Philippine voters go to the polls on Monday to elect a successor to incumbent president Benigno Aquino III, in office since 2010 but constitutionally limited to a single six-year term.
There’s been plenty of discussion recently, and will no doubt be much more, on what a deeply unsatisfactory method the United States has developed for electing its president. But there’s food for thought in the fact that if it were to change, the US would be quite likely to adopt the system used in the Philippines – which in some respects is even worse.
There are five candidates for president, but one of them, Miriam Defensor Santiago, is consistently polling in the low single figures. The other four, however, all have comparable levels of support; some polls have had them all placed between 20% and 30% of the vote.
So, you might be thinking, this is another example of the foibles of two-round voting, and the key thing is not who leads on Monday but who makes it into the second round, and which of them will win the endorsement of the candidates that miss out.
But you’d be wrong. There is no second round, and of course no preferences. Just a single ballot with just a plurality required, even if – as seems quite likely – two-thirds of the electorate vote for someone else.
Since the restoration of democracy in 1986, no president has won more than 40% of the vote. One, Fidel Ramos in 1992, managed to win with just 23.6%. That’s no way to run a country.
For the last month or so the clear front-runner has been Rodrigo Duterte, mayor of Davao City, from the vaguely left-wing populist party PDP–Laban. That scares a lot of people, since Duterte’s “tough on crime” approach seems to extend to vigilante justice and targeted assassinations, and some have seen in him the precursors of a Philippine fascism.
His opponents are Grace Poe, an independent whose father was runner-up in the 2004 election; Mar Roxas, representing the Liberal Party of president Aquino; and incumbent vice-president Jejomar Binay, who led in early polls but is now running a poor fourth. Wikipedia, as usual, tracks the opinion polls.

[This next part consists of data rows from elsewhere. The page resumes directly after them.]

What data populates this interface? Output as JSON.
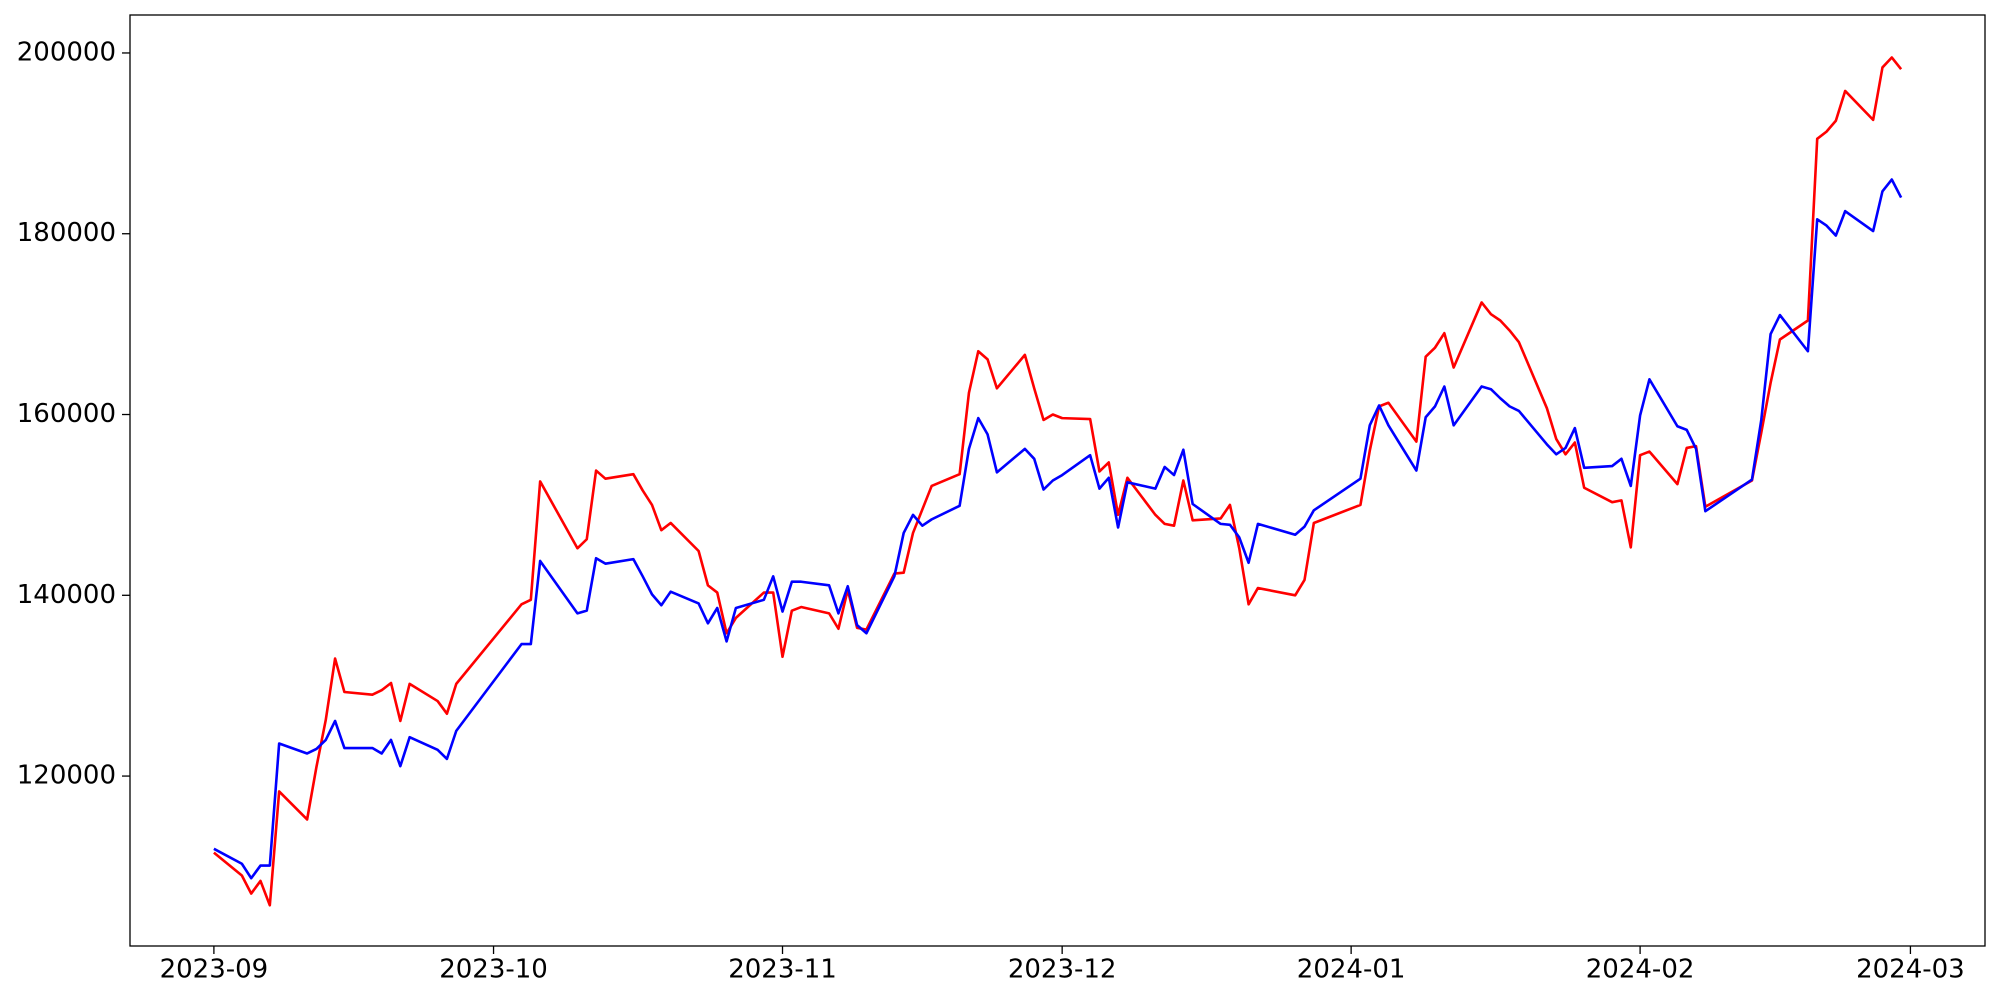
{
  "chart_data": {
    "type": "line",
    "x": [
      "2023-09-01",
      "2023-09-04",
      "2023-09-05",
      "2023-09-06",
      "2023-09-07",
      "2023-09-08",
      "2023-09-11",
      "2023-09-12",
      "2023-09-13",
      "2023-09-14",
      "2023-09-15",
      "2023-09-18",
      "2023-09-19",
      "2023-09-20",
      "2023-09-21",
      "2023-09-22",
      "2023-09-25",
      "2023-09-26",
      "2023-09-27",
      "2023-10-04",
      "2023-10-05",
      "2023-10-06",
      "2023-10-10",
      "2023-10-11",
      "2023-10-12",
      "2023-10-13",
      "2023-10-16",
      "2023-10-17",
      "2023-10-18",
      "2023-10-19",
      "2023-10-20",
      "2023-10-23",
      "2023-10-24",
      "2023-10-25",
      "2023-10-26",
      "2023-10-27",
      "2023-10-30",
      "2023-10-31",
      "2023-11-01",
      "2023-11-02",
      "2023-11-03",
      "2023-11-06",
      "2023-11-07",
      "2023-11-08",
      "2023-11-09",
      "2023-11-10",
      "2023-11-13",
      "2023-11-14",
      "2023-11-15",
      "2023-11-16",
      "2023-11-17",
      "2023-11-20",
      "2023-11-21",
      "2023-11-22",
      "2023-11-23",
      "2023-11-24",
      "2023-11-27",
      "2023-11-28",
      "2023-11-29",
      "2023-11-30",
      "2023-12-01",
      "2023-12-04",
      "2023-12-05",
      "2023-12-06",
      "2023-12-07",
      "2023-12-08",
      "2023-12-11",
      "2023-12-12",
      "2023-12-13",
      "2023-12-14",
      "2023-12-15",
      "2023-12-18",
      "2023-12-19",
      "2023-12-20",
      "2023-12-21",
      "2023-12-22",
      "2023-12-26",
      "2023-12-27",
      "2023-12-28",
      "2024-01-02",
      "2024-01-03",
      "2024-01-04",
      "2024-01-05",
      "2024-01-08",
      "2024-01-09",
      "2024-01-10",
      "2024-01-11",
      "2024-01-12",
      "2024-01-15",
      "2024-01-16",
      "2024-01-17",
      "2024-01-18",
      "2024-01-19",
      "2024-01-22",
      "2024-01-23",
      "2024-01-24",
      "2024-01-25",
      "2024-01-26",
      "2024-01-29",
      "2024-01-30",
      "2024-01-31",
      "2024-02-01",
      "2024-02-02",
      "2024-02-05",
      "2024-02-06",
      "2024-02-07",
      "2024-02-08",
      "2024-02-13",
      "2024-02-14",
      "2024-02-15",
      "2024-02-16",
      "2024-02-19",
      "2024-02-20",
      "2024-02-21",
      "2024-02-22",
      "2024-02-23",
      "2024-02-26",
      "2024-02-27",
      "2024-02-28",
      "2024-02-29"
    ],
    "series": [
      {
        "color": "#ff0000",
        "values": [
          111530,
          109000,
          107000,
          108400,
          105700,
          118300,
          115200,
          121000,
          126200,
          133000,
          129300,
          129000,
          129500,
          130300,
          126100,
          130200,
          128300,
          126900,
          130200,
          139000,
          139500,
          152600,
          145200,
          146200,
          153800,
          152900,
          153400,
          151600,
          150000,
          147200,
          148000,
          144900,
          141100,
          140300,
          135800,
          137500,
          140300,
          140300,
          133200,
          138300,
          138700,
          138000,
          136300,
          140600,
          136400,
          136200,
          142400,
          142500,
          146900,
          149500,
          152100,
          153400,
          162400,
          167000,
          166100,
          162900,
          166600,
          162900,
          159400,
          160000,
          159600,
          159500,
          153700,
          154700,
          148900,
          153000,
          148900,
          147900,
          147700,
          152700,
          148300,
          148500,
          150000,
          145200,
          139000,
          140800,
          140000,
          141700,
          148000,
          150000,
          156000,
          160900,
          161300,
          157000,
          166400,
          167400,
          169000,
          165200,
          172400,
          171100,
          170400,
          169300,
          168000,
          160700,
          157300,
          155600,
          156900,
          151900,
          150300,
          150500,
          145300,
          155500,
          155900,
          152300,
          156300,
          156500,
          149800,
          152700,
          158000,
          163500,
          168300,
          170400,
          190500,
          191300,
          192500,
          195800,
          192600,
          198400,
          199500,
          198200
        ]
      },
      {
        "color": "#0000ff",
        "values": [
          111950,
          110300,
          108700,
          110100,
          110100,
          123600,
          122500,
          123000,
          124000,
          126100,
          123100,
          123100,
          122500,
          124000,
          121100,
          124300,
          122900,
          121900,
          125000,
          134600,
          134600,
          143800,
          138000,
          138300,
          144100,
          143500,
          144000,
          142100,
          140100,
          138900,
          140400,
          139100,
          136900,
          138600,
          134900,
          138600,
          139500,
          142100,
          138200,
          141500,
          141500,
          141100,
          138000,
          141000,
          136700,
          135800,
          142100,
          146900,
          148900,
          147700,
          148400,
          149900,
          156200,
          159600,
          157800,
          153600,
          156200,
          155100,
          151700,
          152700,
          153300,
          155500,
          151800,
          153000,
          147500,
          152500,
          151800,
          154200,
          153300,
          156100,
          150100,
          147900,
          147800,
          146400,
          143600,
          147900,
          146700,
          147600,
          149400,
          152900,
          158800,
          161000,
          158800,
          153800,
          159700,
          160900,
          163100,
          158800,
          163100,
          162800,
          161800,
          160900,
          160400,
          156700,
          155600,
          156300,
          158500,
          154100,
          154300,
          155100,
          152100,
          159900,
          163900,
          158700,
          158300,
          156200,
          149300,
          152800,
          159400,
          168900,
          171000,
          167000,
          181600,
          180900,
          179800,
          182500,
          180300,
          184700,
          186000,
          184000
        ]
      }
    ],
    "xlim": [
      "2023-08-23",
      "2024-03-09"
    ],
    "xticks": [
      {
        "value": "2023-09-01",
        "label": "2023-09"
      },
      {
        "value": "2023-10-01",
        "label": "2023-10"
      },
      {
        "value": "2023-11-01",
        "label": "2023-11"
      },
      {
        "value": "2023-12-01",
        "label": "2023-12"
      },
      {
        "value": "2024-01-01",
        "label": "2024-01"
      },
      {
        "value": "2024-02-01",
        "label": "2024-02"
      },
      {
        "value": "2024-03-01",
        "label": "2024-03"
      }
    ],
    "ylim": [
      101200,
      204200
    ],
    "yticks": [
      120000,
      140000,
      160000,
      180000,
      200000
    ],
    "grid": false
  }
}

Each presidential candidate has a running mate, but the vice-president is elected on a separate ballot so there is no guarantee that they will be from the same ticket. Indeed, on the majority of occasions they’re not, as last time, when Binay narrowly edged out Roxas.
This time, polls for vice-president put Ferdinand “Bongbong” Marcos, son of the late dictator, in a tight race with Liberal candidate Leni Robredo. Duterte’s running mate, Alan Peter Cayetano, is well back in the field.
But the thing about a first-past-the-post race like this is that voting intentions can shift very rapidly as people evaluate the opportunities for tactical voting. What you’ll tell a pollster, presumably, is which candidate you would most like to win. But if, by the time you get to the voting booth, you know your preferred choice isn’t going to make it, you’re quite likely to switch to whichever you prefer among the top two.
So while you’d have to bet on Duterte at this point, it’s by no means a done deal.
Voters will also elect a new House of Representatives and half the Senate. (Having been an American colony, the Philippines has a very American-style constitution.) Four-fifths of the House of Representatives comes from single-member first-past-the-post districts, while the remaining fifth is on a party list system weighted towards minor parties. There are 297 seats in total, with the government usually being able to put together a majority.
The Senate has the most undemocratic system of the lot, with twelve senators elected every three years for six year terms on a single, nationwide first-past-the-post block vote. So a plurality ticket with disciplined voters would win all the seats, even if it was well short of majority support.
In fact, because the Senate is so small, name recognition is high and personal votes are very important. The current administration currently enjoys a substantial majority, but it depends on a broad and rather unwieldy coalition.
The Philippines doesn’t get as much coverage in Australia as it probably deserves, but there’s a very good survey of the election by Ronald Holmes at Inside Story. The Manila Times is probably the best place to go for local news and commentary.